Dünyada her yıl 3-4 milyon kişinin zatürreden dolayı hayatını kaybettiğini aktaran Şenol, "Aşılama yapılmış olsaydı, bu kişilerden en az 700 bini hayatta olabilirdi. Aynı şekilde gribin yol açtığı hastalık yükünün yüzde 60'ı ve ölümlerin yüzde 80'i aşılama ile önlenebilmektedir." dedi.
Prof. Dr. Şenol, erişkinlerin aşılanmasının en az çocuklar kadar yaşamsal ve gerekli olduğuna işaret ederek ortalama yaşam süresinin 80'li yaşlara gelmesiyle erişkinlerde aşılamanın daha da önem kazandığını vurguladı.
Günümüzde 50 ya da 60 yaşlarında bir kişinin yaşamını yitirmesinin "erken ölüm" olarak değerlendirildiğini bildiren Şenol, şunları söyledi:
"50 ya da 60 yaşında bir kişinin zatürre ya da gripten ölmesi, erken ve önlenebilir ölümdür. Dolayısıyla, elimizde etkili aşıların olması, hastalıklardan korunmak için yeterli değildir. Bundan önemlisi doğru ve etkili bağışıklama politikaları ile aşılanma oranlarının istenilen düzeye çıkartılabilmesidir."
Şenol, erişkinlerde zatürre, zona, tetanoz, difteri ve boğmaca hastalıklarını kapsayan karma aşı ile her yıl eylül ve ekim aylarında grip aşısının mutlaka yaptırılması gerektiğini belirtti. Söz konusu aşıların büyük bölümünün, Sağlık Bakanlığınca ücretsiz yaptırıldığına dikkati çeken Şenol, herkesin bu konuda duyarlı olması gerektiğini dile getirdi.
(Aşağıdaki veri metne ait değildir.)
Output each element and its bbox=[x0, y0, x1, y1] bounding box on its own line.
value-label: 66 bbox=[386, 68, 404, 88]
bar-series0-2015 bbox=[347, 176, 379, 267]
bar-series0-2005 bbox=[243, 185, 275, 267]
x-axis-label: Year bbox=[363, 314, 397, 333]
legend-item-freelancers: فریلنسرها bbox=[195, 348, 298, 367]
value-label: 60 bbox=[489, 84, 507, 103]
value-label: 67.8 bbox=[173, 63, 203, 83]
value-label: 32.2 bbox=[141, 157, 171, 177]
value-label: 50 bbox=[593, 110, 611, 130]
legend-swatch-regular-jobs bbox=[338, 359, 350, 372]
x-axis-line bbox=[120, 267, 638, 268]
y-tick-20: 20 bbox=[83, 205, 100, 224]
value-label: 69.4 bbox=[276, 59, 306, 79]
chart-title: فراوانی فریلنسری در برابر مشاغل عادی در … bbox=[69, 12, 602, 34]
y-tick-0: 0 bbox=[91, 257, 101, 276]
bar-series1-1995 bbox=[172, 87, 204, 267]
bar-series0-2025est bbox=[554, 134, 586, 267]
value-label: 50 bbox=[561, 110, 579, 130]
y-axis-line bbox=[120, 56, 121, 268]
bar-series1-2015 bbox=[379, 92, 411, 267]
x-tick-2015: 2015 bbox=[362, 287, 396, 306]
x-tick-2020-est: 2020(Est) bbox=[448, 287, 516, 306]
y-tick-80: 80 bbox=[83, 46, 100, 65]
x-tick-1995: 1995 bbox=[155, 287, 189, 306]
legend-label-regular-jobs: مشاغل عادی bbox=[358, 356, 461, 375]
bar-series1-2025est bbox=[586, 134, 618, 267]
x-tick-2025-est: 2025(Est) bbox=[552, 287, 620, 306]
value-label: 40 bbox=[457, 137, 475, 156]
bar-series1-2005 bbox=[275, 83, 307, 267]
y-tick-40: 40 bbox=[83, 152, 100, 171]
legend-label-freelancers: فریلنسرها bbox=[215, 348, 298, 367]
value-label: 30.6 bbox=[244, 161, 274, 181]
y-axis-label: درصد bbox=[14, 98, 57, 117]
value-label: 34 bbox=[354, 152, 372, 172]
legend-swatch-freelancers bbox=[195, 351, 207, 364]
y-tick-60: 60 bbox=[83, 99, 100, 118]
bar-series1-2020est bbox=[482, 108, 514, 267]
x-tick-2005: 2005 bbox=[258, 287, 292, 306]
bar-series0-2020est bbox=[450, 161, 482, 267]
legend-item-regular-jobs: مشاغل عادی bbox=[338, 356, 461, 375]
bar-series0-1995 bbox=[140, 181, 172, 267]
Öte yandan, aşı tartışmalarına da değinen Şenol, aşının bireysel bir korumanın yanı sıra toplum sağlığının korunması için geçerli olan bir uygulama olduğunu vurguladı. Şenol, şunları kaydetti:
"Aşılama bireysel bir tutum olmayıp, toplum sağlığını doğrudan etkilemektedir. Bu nedenle, çocukluk çağı aşılamaları kesinlikle zorunludur ve öyle olmalıdır. Hatta erişkinlere de hastalarla sürekli muhatap olan hemşire ve doktor gibi sağlık çalışanlarına da grip gibi aşılar zorunlu olarak yaptırılmalıdır."